Cualquier pobre descontextualizado que se compraba un televisor de pantalla plana a 48 cuotas mensuales dejó de ser pobre para la macroeconomía nacional y el progreso simbólico; los campamentos y sus pobladores que eran relocalizados en los bordes de Santiago en centenares de nichos de cemento aparecían con frecuencia en la televisión policíaca y desaparecían de la estadística oficial de pobreza porque ya tenían un techo así que el problema estaba resuelto. La democracia se acostumbró a llegar a esas fracturas sociales sólo con afiches en las campañas electorales, el resto del año eran retocados con asfalto para dejar atrás el tierral, farolas para iluminar la incipiente delincuencia juvenil y comisarías para reprimir a los hijos de la transición que se transformarían en el enemigo interno no sólo del sistema policial sino que de sus propios vecinos.

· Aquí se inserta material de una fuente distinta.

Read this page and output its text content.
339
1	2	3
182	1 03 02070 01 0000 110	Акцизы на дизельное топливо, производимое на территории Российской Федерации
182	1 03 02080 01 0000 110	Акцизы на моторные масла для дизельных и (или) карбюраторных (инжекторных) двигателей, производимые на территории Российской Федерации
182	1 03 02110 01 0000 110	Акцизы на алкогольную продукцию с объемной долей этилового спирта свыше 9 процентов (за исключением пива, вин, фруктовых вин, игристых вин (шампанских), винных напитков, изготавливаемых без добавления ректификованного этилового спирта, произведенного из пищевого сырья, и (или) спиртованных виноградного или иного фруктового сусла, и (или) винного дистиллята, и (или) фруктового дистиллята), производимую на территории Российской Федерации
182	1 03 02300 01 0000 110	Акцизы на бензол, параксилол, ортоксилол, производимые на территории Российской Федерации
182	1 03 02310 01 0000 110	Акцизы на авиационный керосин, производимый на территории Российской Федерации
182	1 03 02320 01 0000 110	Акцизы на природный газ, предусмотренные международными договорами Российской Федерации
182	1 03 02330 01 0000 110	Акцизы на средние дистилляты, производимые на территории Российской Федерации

Y la frustración no sólo era económica o social, también era política-simbólica porque si bien en aquellos bordes faltaba la educación formal, sobraba la memoria visual y la intuición para saber que nuevamente los -nos- habían jodido. Lo que en un momento había extasiado los corazones pendejos, con los años se transformó en un plomo enquistado en la espalda. La llamada patria pesaba- y pesa tanto o igual- que los cabrones civiles y militares que ha parido por doquier.
Las inauguraciones de grandes centros comerciales y tiendas transnacionales de consumo se hicieron frecuentes en toda la periferia santiaguina pero por sobre todo en comunas como La florida, Maipú y Puente Alto que representa el sueño chileno de ser clase media emergente. Los descampados y sus campos de fútbol se transformaron en grandes extensiones de concreto con un césped de verde intenso desde donde emanaban palmeras tropicales y tarjetas de crédito para equilibrar los precarios presupuestos familiares.
El mall o centro comercial es en Chile la plaza pública por excelencia; el punto de integración de la extensa y desigual familia chilena eternamente atrapada en el neoliberalismo radical chileno aplicado por Pinochet desde finales de los setenta. Los barrios populares se volvieron inseguros en los noventa por hechos reales y ascendentes de delincuencia juvenil, y sobre todo, por el interés de los grandes medios de comunicación, la clase política y las fundaciones política económicas, todos ellos y muchos más que siempre se mueven en la sombra transformaron el tema de la seguridad ciudadana en el enemigo interno, desplazando temas trascendentales en el devenir chileno como son la redistribución de la riqueza que día a día aumenta, haciendo de las cifras macroeconómicas un espejismo que no se ciñe a la realidad del grueso de la población.